The Brown Corporation, the University's top governing body, formally accepted $24 million in new gifts, approved a new intellectual property policy and elected nine new members to its ranks when it convened on campus May 27.

The University's 12 fellows and 42 trustees travel to College Hill for three Corporation meetings each academic year - in October, February, and May. Among other responsibilities, the Corporation appoints senior University officials and tenured faculty and oversees major projects.

At each meeting, the Corporation formally accepts all gifts of more than $1 million. This May, it accepted two major gifts - one for $23 million from the estate of former IBM chief Thomas J. Watson Jr. '37 to support the Watson Institute for International Relations and another of $1 million from the estate of Bertha Goodwin, a 1907 graduate, to endow a scholarship for female students.

In other business, the Corporation enacted a new policy concerning patents, inventions and copyrights, replacing a policy dating from 1981.
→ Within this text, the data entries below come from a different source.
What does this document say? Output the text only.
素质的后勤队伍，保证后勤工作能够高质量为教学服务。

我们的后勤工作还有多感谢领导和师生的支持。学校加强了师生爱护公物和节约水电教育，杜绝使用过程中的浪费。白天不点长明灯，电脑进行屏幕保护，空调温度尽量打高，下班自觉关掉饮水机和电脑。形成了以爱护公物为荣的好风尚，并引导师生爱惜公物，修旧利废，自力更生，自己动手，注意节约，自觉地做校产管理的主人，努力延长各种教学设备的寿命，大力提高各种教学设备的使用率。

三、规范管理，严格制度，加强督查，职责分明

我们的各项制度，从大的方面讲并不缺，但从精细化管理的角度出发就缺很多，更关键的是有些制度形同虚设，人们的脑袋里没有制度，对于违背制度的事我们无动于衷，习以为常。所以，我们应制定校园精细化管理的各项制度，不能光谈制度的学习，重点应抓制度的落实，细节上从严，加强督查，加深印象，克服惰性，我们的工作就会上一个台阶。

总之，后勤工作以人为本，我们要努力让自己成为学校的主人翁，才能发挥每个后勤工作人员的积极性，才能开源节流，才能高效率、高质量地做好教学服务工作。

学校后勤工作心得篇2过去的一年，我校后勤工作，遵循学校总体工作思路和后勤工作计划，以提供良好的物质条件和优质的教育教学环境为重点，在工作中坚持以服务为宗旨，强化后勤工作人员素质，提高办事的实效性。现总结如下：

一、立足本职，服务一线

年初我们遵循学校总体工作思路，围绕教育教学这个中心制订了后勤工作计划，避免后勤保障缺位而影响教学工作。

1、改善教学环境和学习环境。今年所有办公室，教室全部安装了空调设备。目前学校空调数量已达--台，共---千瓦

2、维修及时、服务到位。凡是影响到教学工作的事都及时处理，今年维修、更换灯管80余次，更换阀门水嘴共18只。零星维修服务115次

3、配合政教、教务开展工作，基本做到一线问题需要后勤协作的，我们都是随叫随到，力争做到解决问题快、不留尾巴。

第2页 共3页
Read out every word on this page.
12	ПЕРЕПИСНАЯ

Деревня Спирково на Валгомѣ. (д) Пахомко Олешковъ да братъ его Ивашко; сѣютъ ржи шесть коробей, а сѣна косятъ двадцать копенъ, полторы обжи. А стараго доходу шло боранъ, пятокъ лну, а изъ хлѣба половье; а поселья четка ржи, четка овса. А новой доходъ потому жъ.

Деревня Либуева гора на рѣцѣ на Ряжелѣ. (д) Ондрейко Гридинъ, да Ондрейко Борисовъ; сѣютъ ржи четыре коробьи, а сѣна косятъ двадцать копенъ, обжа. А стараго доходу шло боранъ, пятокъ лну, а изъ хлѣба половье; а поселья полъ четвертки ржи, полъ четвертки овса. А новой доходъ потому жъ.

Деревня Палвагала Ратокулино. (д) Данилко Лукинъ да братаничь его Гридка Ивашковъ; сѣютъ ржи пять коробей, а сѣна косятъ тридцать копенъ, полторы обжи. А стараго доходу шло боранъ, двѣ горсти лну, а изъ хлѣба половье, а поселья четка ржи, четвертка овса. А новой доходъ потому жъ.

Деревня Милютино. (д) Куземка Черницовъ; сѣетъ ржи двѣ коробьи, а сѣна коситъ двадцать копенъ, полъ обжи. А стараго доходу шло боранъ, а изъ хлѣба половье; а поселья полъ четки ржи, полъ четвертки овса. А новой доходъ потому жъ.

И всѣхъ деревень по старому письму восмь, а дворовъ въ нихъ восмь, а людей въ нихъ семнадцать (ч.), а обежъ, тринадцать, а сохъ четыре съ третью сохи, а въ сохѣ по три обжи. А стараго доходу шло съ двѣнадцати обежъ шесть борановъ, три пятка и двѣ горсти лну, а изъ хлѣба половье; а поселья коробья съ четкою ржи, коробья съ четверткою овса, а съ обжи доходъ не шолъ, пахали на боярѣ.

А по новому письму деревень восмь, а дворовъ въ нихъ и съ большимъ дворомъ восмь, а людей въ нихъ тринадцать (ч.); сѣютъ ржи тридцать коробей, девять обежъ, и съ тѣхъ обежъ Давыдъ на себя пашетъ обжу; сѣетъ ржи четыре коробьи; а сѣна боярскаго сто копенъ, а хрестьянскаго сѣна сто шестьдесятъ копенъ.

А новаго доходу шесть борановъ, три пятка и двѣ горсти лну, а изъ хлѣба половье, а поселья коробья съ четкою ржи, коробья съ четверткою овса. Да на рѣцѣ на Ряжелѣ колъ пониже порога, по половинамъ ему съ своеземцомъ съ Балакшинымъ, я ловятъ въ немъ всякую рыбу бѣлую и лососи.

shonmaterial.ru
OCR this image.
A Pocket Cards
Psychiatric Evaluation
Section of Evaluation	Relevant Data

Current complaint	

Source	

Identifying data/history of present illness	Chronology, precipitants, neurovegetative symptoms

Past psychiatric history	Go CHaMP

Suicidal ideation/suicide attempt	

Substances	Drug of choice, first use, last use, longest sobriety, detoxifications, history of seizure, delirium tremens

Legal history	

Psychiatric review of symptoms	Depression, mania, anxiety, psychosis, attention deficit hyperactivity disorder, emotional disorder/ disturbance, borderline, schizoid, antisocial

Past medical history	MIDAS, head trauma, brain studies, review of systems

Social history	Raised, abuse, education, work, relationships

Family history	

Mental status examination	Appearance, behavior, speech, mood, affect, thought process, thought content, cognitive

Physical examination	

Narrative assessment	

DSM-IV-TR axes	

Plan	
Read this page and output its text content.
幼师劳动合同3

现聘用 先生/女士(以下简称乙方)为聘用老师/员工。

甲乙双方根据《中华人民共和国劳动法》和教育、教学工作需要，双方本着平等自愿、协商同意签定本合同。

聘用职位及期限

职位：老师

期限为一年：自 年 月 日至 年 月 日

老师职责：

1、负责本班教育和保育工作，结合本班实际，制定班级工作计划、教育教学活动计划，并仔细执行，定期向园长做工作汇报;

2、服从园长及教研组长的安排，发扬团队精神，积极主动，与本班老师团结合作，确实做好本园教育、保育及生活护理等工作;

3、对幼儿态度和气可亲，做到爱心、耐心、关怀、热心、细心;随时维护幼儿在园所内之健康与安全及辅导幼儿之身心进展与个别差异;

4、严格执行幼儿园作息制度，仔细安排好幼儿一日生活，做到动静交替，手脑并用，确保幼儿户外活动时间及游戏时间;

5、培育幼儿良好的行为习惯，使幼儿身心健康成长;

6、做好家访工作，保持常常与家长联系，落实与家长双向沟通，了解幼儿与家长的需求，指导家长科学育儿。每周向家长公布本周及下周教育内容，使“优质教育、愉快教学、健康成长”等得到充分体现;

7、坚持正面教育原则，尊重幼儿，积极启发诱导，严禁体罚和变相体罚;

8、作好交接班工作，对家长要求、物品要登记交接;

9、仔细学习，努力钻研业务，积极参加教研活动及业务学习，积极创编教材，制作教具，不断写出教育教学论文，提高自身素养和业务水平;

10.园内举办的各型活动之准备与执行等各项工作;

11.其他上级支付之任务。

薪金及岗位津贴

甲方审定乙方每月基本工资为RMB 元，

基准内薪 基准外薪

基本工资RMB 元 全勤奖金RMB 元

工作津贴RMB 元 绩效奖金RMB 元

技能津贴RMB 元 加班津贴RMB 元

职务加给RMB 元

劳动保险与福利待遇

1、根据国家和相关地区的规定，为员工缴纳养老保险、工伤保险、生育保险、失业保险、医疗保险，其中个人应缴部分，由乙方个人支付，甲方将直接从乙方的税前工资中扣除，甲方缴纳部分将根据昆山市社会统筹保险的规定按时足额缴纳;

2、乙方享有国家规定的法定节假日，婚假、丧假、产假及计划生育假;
The new policy initially received criticism from some professors at faculty meetings and forums. At issue was whether the University should be able to claim rights to inventions and discoveries made by professors while away from Brown and without University funding, such as during summers, breaks, sabbaticals and in independent consulting projects.

The controversy was settled with a series of amendments offered by faculty members at a May 3 faculty meeting and accepted by Vice President for Research Andries van Dam, who proposed the policy. The amendments altered clauses specifying the policy's applicability - detailing what entails work done in the course of "University duties," for instance. The faculty unanimously endorsed the revised policy at its May meeting.

The Corporation also elected nine new trustees, created a Center for the Study of Children at Risk, authorized the selection of architects for the Nelson Fitness Center, Cogut Humanities Center and Friedman Study Center, established three endowed positions and approved appointments to endowed professorships.

Corporation members will next convene on campus Oct. 20. The Corporation will officially launch the public phase of the University's capital campaign at its October meeting.